When we were young, we had regrets, but these regrets were different than the regrets we have now. When I was 17, I once wore red Lotto shorts with a tan polo shirt on a date. I regret this. I also once drove in a car with a friend from Williams Bay to Lake Geneva one sultry summer night around that time, and when we passed a clutch of similarly aged girls walking down Highway 50 with their thumbs out, we drove right past them. I regret that too. But these are youthful regrets and they are easily forgotten and pose no significance to my life as I see it today.
When we become adults, our regrets grow more serious and the effects more lasting. I thought about going to law school, but I didn’t. Some days, I regret that. That guy who hiked through those boulders and ended up cutting off his own arm, I’m sure that’s a regret. Some regrets are life and death regrets, others are lifestyle regrets, but scrape away all of the lasting impact or momentary annoyance, and they are all just regrets. While I’ve had many, one day during the past April I made a decision that would serve to save me from a winter of regret. I was going to push my summer to the absolute limit.
This isn’t to say that I haven’t pushed it before. I have worked to enjoy summer, and lest you assume that it isn’t work to push a summer to the brink, I assure you that it is. There were nights last summer that found me tired. Whether through work or through play or through the combination of both that is my life, many nights the setting sun cast its dying light on my tired self. It would have been easy on those nights to settle in with a television and a worn out couch, to while away the summer evening with windows open and air cranked. But that isn’t what I did.
On those nights I would fight the urge of complacency. I would grab a kid, or two, or a dog of whomever would willingly accompany me, and I would head towards the boat. Many nights, the sun was low as I’d speed East down North Walworth Road. I’d make quick work of the miles that kept me from the water, and during the hottest of nights that this past July had to offer, I would leave the air conditioning and the sleepiness behind in my literal wake. The water was warm this summer. So warm that swimming to a buoy tethered boat in low light was not a chore as much as it was a refreshing privilege. I would swim to the boat and I would swim from the boat, and I would lay on the bow and look up at the stars and drift. One night I tried to point out some constellations to my daughter.

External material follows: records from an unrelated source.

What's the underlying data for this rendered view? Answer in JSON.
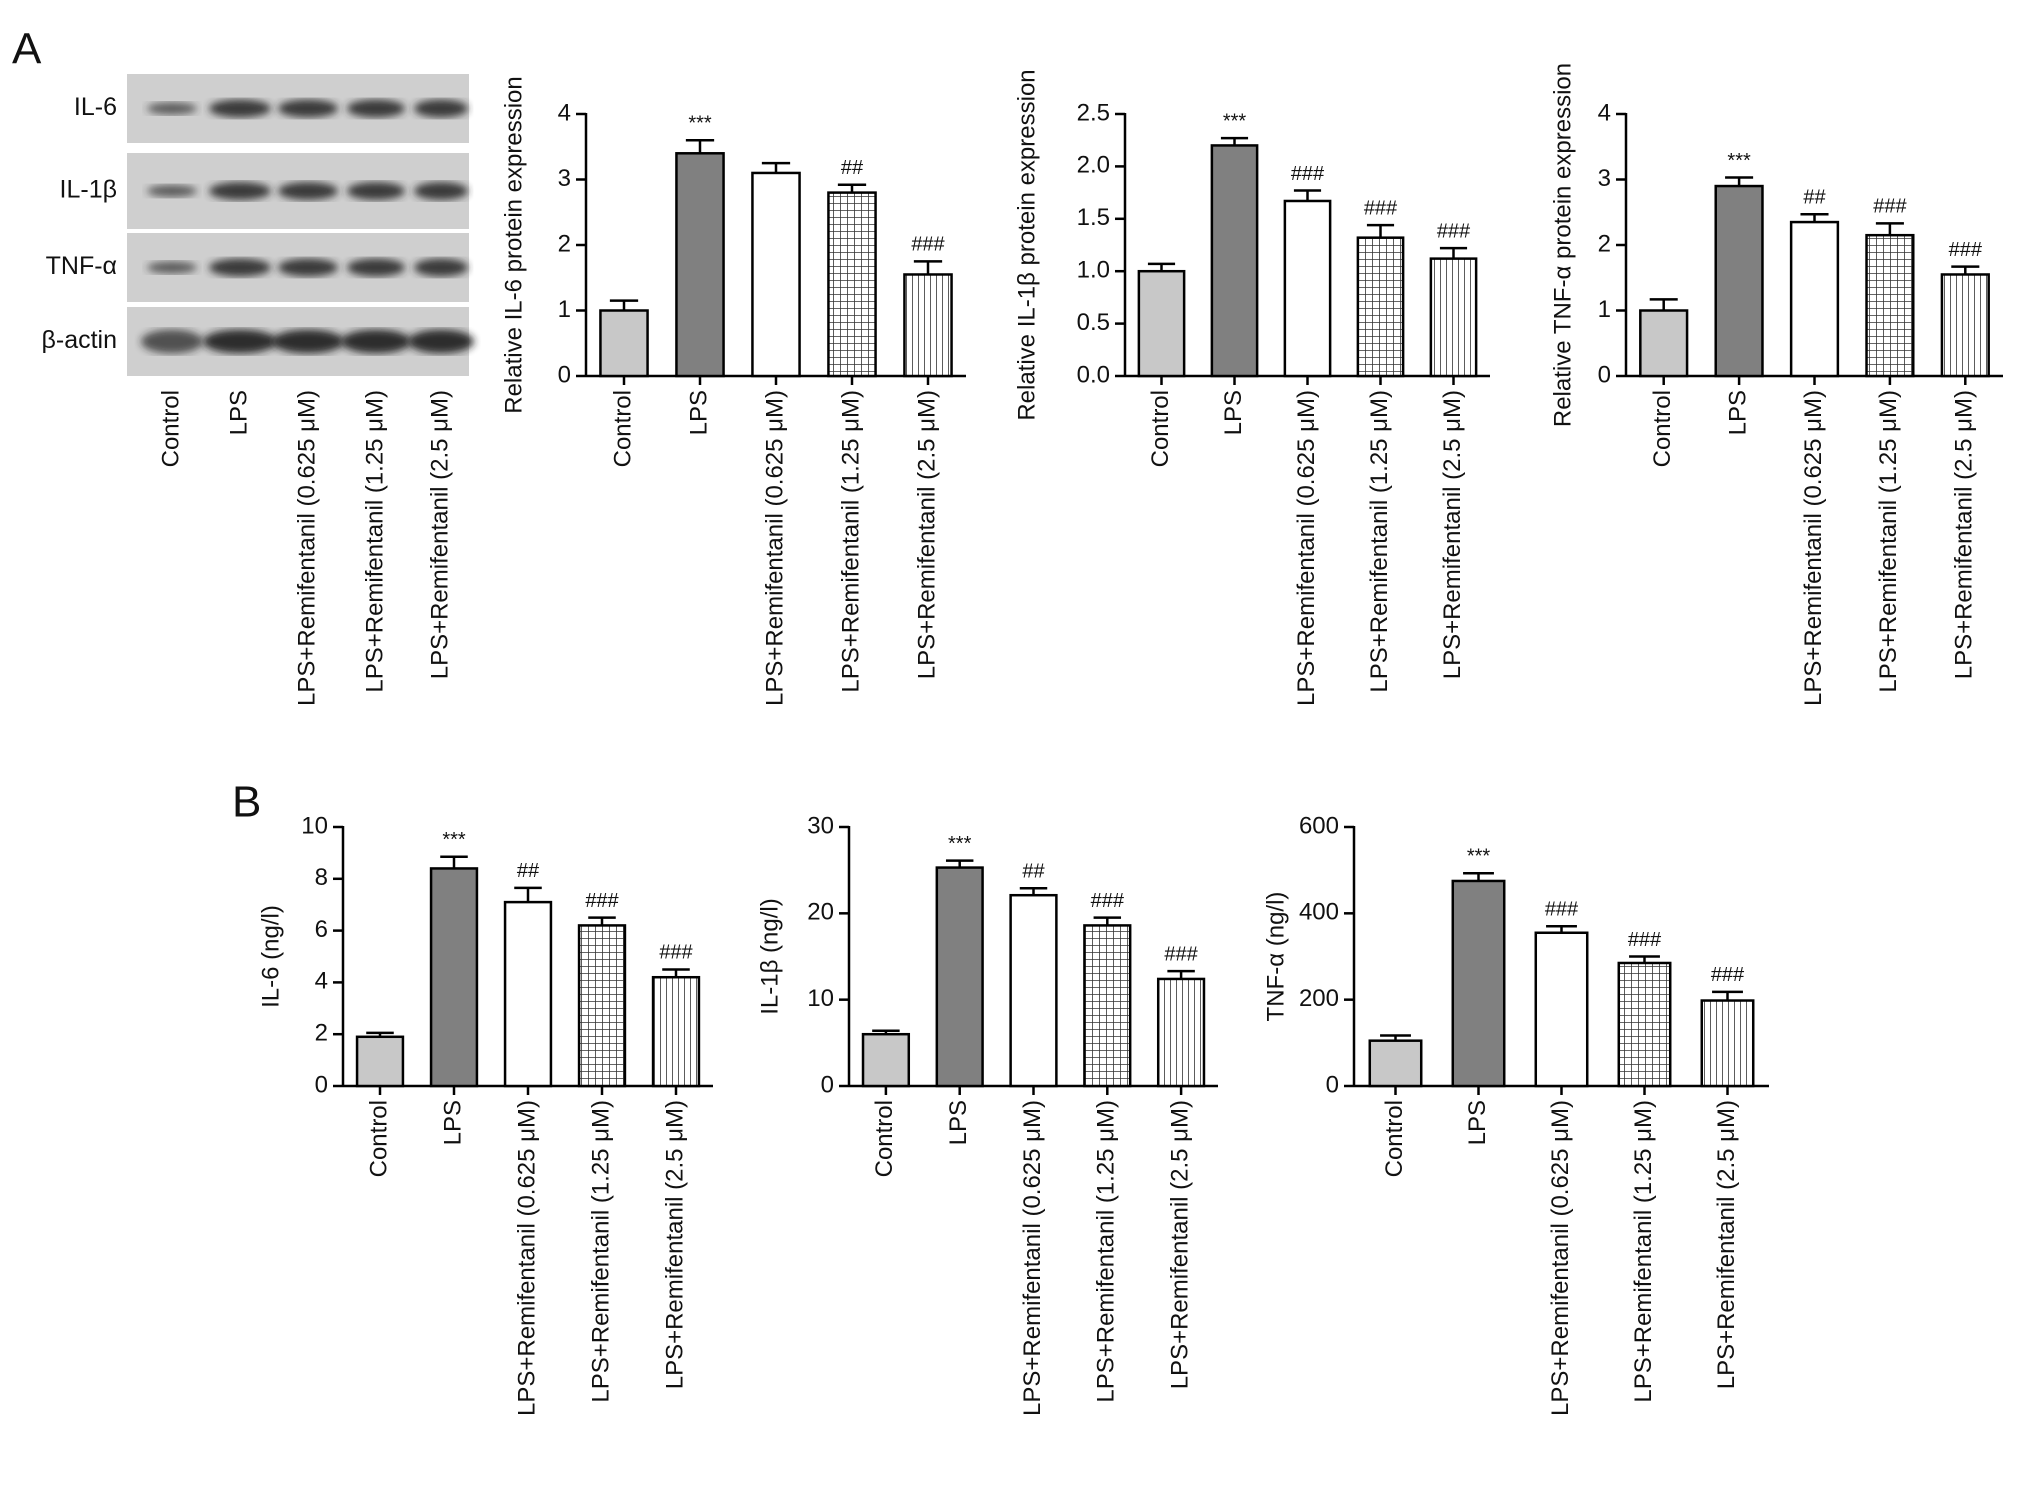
{
  "panel_labels": [
    "A",
    "B"
  ],
  "blot": {
    "rows": [
      "IL-6",
      "IL-1β",
      "TNF-α",
      "β-actin"
    ],
    "lanes": [
      "Control",
      "LPS",
      "LPS+Remifentanil (0.625 μM)",
      "LPS+Remifentanil (1.25 μM)",
      "LPS+Remifentanil (2.5 μM)"
    ]
  },
  "chart_data": [
    {
      "type": "bar",
      "y_label": "Relative IL-6 protein expression",
      "categories": [
        "Control",
        "LPS",
        "LPS+Remifentanil (0.625 μM)",
        "LPS+Remifentanil (1.25 μM)",
        "LPS+Remifentanil (2.5 μM)"
      ],
      "values": [
        1.0,
        3.4,
        3.1,
        2.8,
        1.55
      ],
      "errors": [
        0.15,
        0.2,
        0.15,
        0.12,
        0.2
      ],
      "annotations": [
        null,
        "***",
        null,
        "##",
        "###"
      ],
      "colors": [
        "#c8c8c8",
        "#808080",
        "#ffffff",
        "#ffffff",
        "#ffffff"
      ],
      "patterns": [
        "solid",
        "solid",
        "solid",
        "grid",
        "vlines"
      ],
      "ylim": [
        0,
        4
      ],
      "yticks": [
        0,
        1,
        2,
        3,
        4
      ]
    },
    {
      "type": "bar",
      "y_label": "Relative IL-1β protein expression",
      "categories": [
        "Control",
        "LPS",
        "LPS+Remifentanil (0.625 μM)",
        "LPS+Remifentanil (1.25 μM)",
        "LPS+Remifentanil (2.5 μM)"
      ],
      "values": [
        1.0,
        2.2,
        1.67,
        1.32,
        1.12
      ],
      "errors": [
        0.07,
        0.07,
        0.1,
        0.12,
        0.1
      ],
      "annotations": [
        null,
        "***",
        "###",
        "###",
        "###"
      ],
      "colors": [
        "#c8c8c8",
        "#808080",
        "#ffffff",
        "#ffffff",
        "#ffffff"
      ],
      "patterns": [
        "solid",
        "solid",
        "solid",
        "grid",
        "vlines"
      ],
      "ylim": [
        0,
        2.5
      ],
      "yticks": [
        {
          "value": 0,
          "label": "0.0"
        },
        0.5,
        {
          "value": 1,
          "label": "1.0"
        },
        1.5,
        {
          "value": 2,
          "label": "2.0"
        },
        2.5
      ]
    },
    {
      "type": "bar",
      "y_label": "Relative TNF-α protein expression",
      "categories": [
        "Control",
        "LPS",
        "LPS+Remifentanil (0.625 μM)",
        "LPS+Remifentanil (1.25 μM)",
        "LPS+Remifentanil (2.5 μM)"
      ],
      "values": [
        1.0,
        2.9,
        2.35,
        2.15,
        1.55
      ],
      "errors": [
        0.17,
        0.13,
        0.12,
        0.18,
        0.12
      ],
      "annotations": [
        null,
        "***",
        "##",
        "###",
        "###"
      ],
      "colors": [
        "#c8c8c8",
        "#808080",
        "#ffffff",
        "#ffffff",
        "#ffffff"
      ],
      "patterns": [
        "solid",
        "solid",
        "solid",
        "grid",
        "vlines"
      ],
      "ylim": [
        0,
        4
      ],
      "yticks": [
        0,
        1,
        2,
        3,
        4
      ]
    },
    {
      "type": "bar",
      "y_label": "IL-6 (ng/l)",
      "categories": [
        "Control",
        "LPS",
        "LPS+Remifentanil (0.625 μM)",
        "LPS+Remifentanil (1.25 μM)",
        "LPS+Remifentanil (2.5 μM)"
      ],
      "values": [
        1.9,
        8.4,
        7.1,
        6.2,
        4.2
      ],
      "errors": [
        0.15,
        0.45,
        0.55,
        0.3,
        0.3
      ],
      "annotations": [
        null,
        "***",
        "##",
        "###",
        "###"
      ],
      "colors": [
        "#c8c8c8",
        "#808080",
        "#ffffff",
        "#ffffff",
        "#ffffff"
      ],
      "patterns": [
        "solid",
        "solid",
        "solid",
        "grid",
        "vlines"
      ],
      "ylim": [
        0,
        10
      ],
      "yticks": [
        0,
        2,
        4,
        6,
        8,
        10
      ]
    },
    {
      "type": "bar",
      "y_label": "IL-1β (ng/l)",
      "categories": [
        "Control",
        "LPS",
        "LPS+Remifentanil (0.625 μM)",
        "LPS+Remifentanil (1.25 μM)",
        "LPS+Remifentanil (2.5 μM)"
      ],
      "values": [
        6,
        25.3,
        22.1,
        18.6,
        12.4
      ],
      "errors": [
        0.4,
        0.8,
        0.8,
        0.9,
        0.9
      ],
      "annotations": [
        null,
        "***",
        "##",
        "###",
        "###"
      ],
      "colors": [
        "#c8c8c8",
        "#808080",
        "#ffffff",
        "#ffffff",
        "#ffffff"
      ],
      "patterns": [
        "solid",
        "solid",
        "solid",
        "grid",
        "vlines"
      ],
      "ylim": [
        0,
        30
      ],
      "yticks": [
        0,
        10,
        20,
        30
      ]
    },
    {
      "type": "bar",
      "y_label": "TNF-α (ng/l)",
      "categories": [
        "Control",
        "LPS",
        "LPS+Remifentanil (0.625 μM)",
        "LPS+Remifentanil (1.25 μM)",
        "LPS+Remifentanil (2.5 μM)"
      ],
      "values": [
        105,
        475,
        355,
        285,
        198
      ],
      "errors": [
        12,
        18,
        15,
        15,
        20
      ],
      "annotations": [
        null,
        "***",
        "###",
        "###",
        "###"
      ],
      "colors": [
        "#c8c8c8",
        "#808080",
        "#ffffff",
        "#ffffff",
        "#ffffff"
      ],
      "patterns": [
        "solid",
        "solid",
        "solid",
        "grid",
        "vlines"
      ],
      "ylim": [
        0,
        600
      ],
      "yticks": [
        0,
        200,
        400,
        600
      ]
    }
  ]
}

Who could regret a night like that or a summer full of them? Those nights came on Tuesdays as often as they came on Saturdays, and at least one night I was rained on. Another night I was joined by friends and we made the slow drive to Lake Geneva and shamefully ordered a pizza from Gino’s East. We ate that pizza on the boat and watched a storm roll East from Fontana until it faded somewhere behind the Geneva Inn. We left the pier that night and slipped through a dead calm pond and returned through a whipped up sea.

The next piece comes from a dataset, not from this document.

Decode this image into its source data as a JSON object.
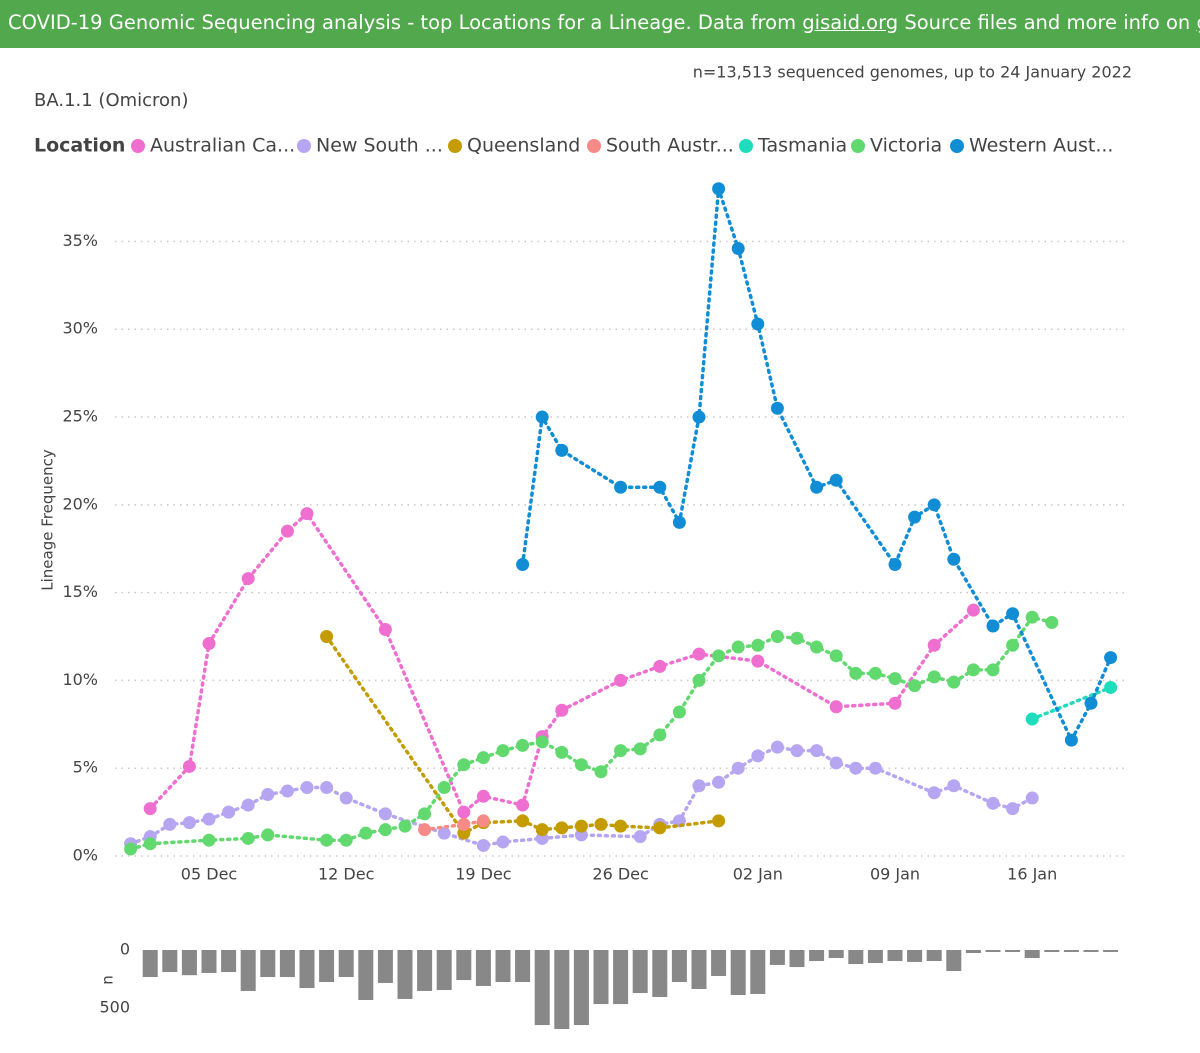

These summer memories will keep me warm this winter. Even the coldest of summer memories, those early June mornings of repeatedly throwing my cast-net off the bow into 50 degree water, soaking my arms and my jeans in the process, even those memories will count as summer when viewed through the icy isolation of a January night. I acknowledge that my summer moments are more easily entertained than yours might be. I understand that taking a ten minute drive to the lake is easier than your 80 minute drive. But I also know that there are weekends in your memory right this very moment that weren’t spent as they should have been. There is a weekend in July or one in September, or perhaps two during that warm spell of early October, that were not spent at the lake in the way they could have been. There is regret in knowing that summer was not fully owned, but there is redemption on the horizon.

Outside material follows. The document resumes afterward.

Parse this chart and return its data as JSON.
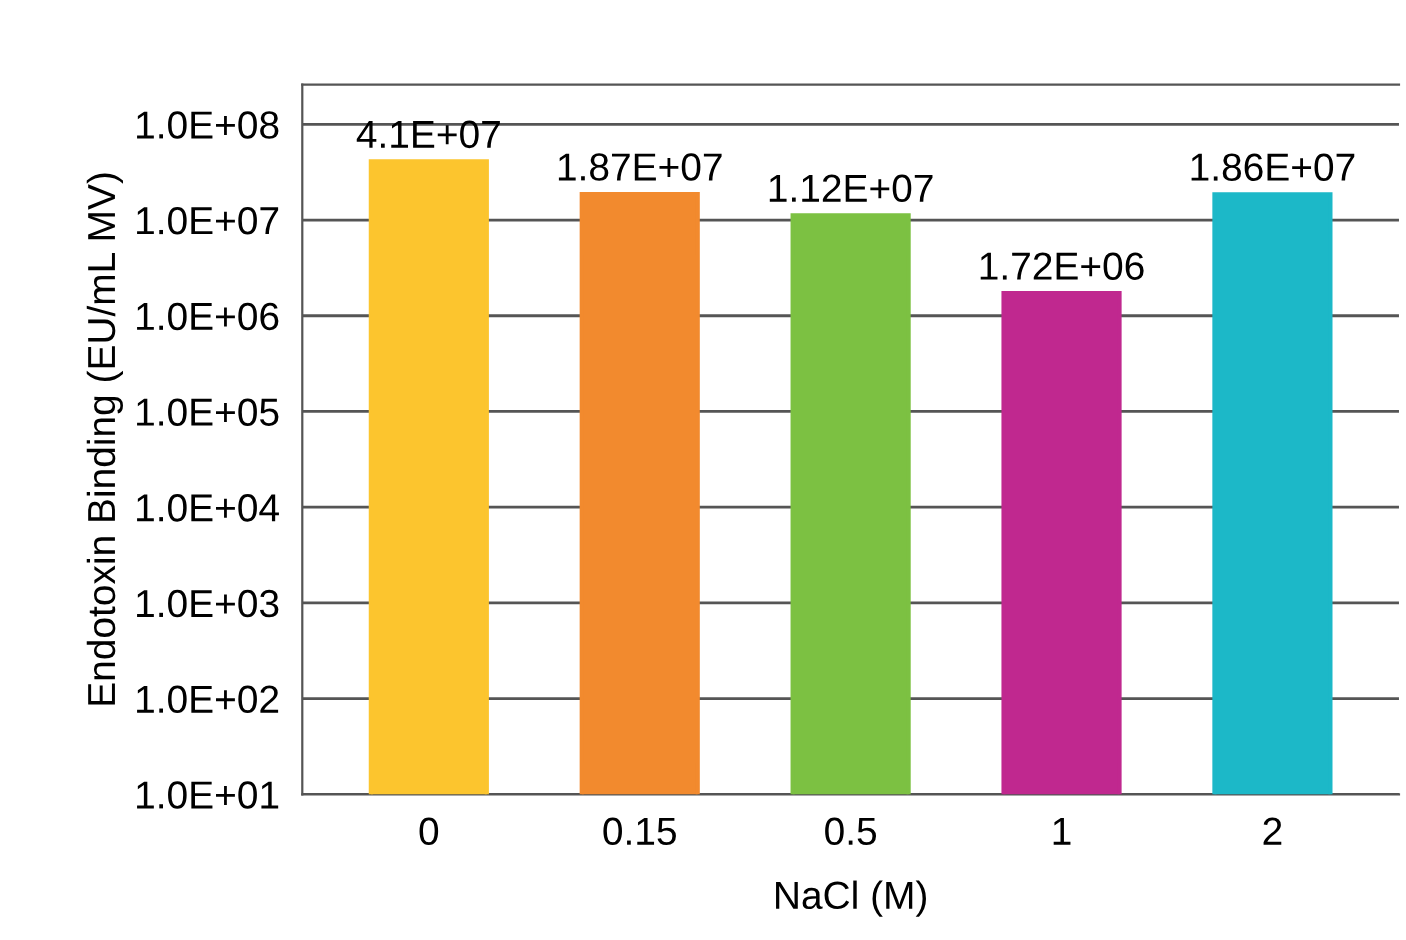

Twenty-six weeks from today it will be Memorial Day. Another Lake Geneva summer will have started, with or without you. That summer to come will offer you two decidedly different experiences, and it is decision time. There will be regret, masquerading as comfortable nights on comfortable couches inside air conditioned suburban living rooms. There will also be redemption, offered only to those who choose to commit to a summer that is the first summer of the rest of our lives. If you think I’m being melodramatic, it’s obviously been far too long since you last curled your toes over the edge of a white pier and jumped.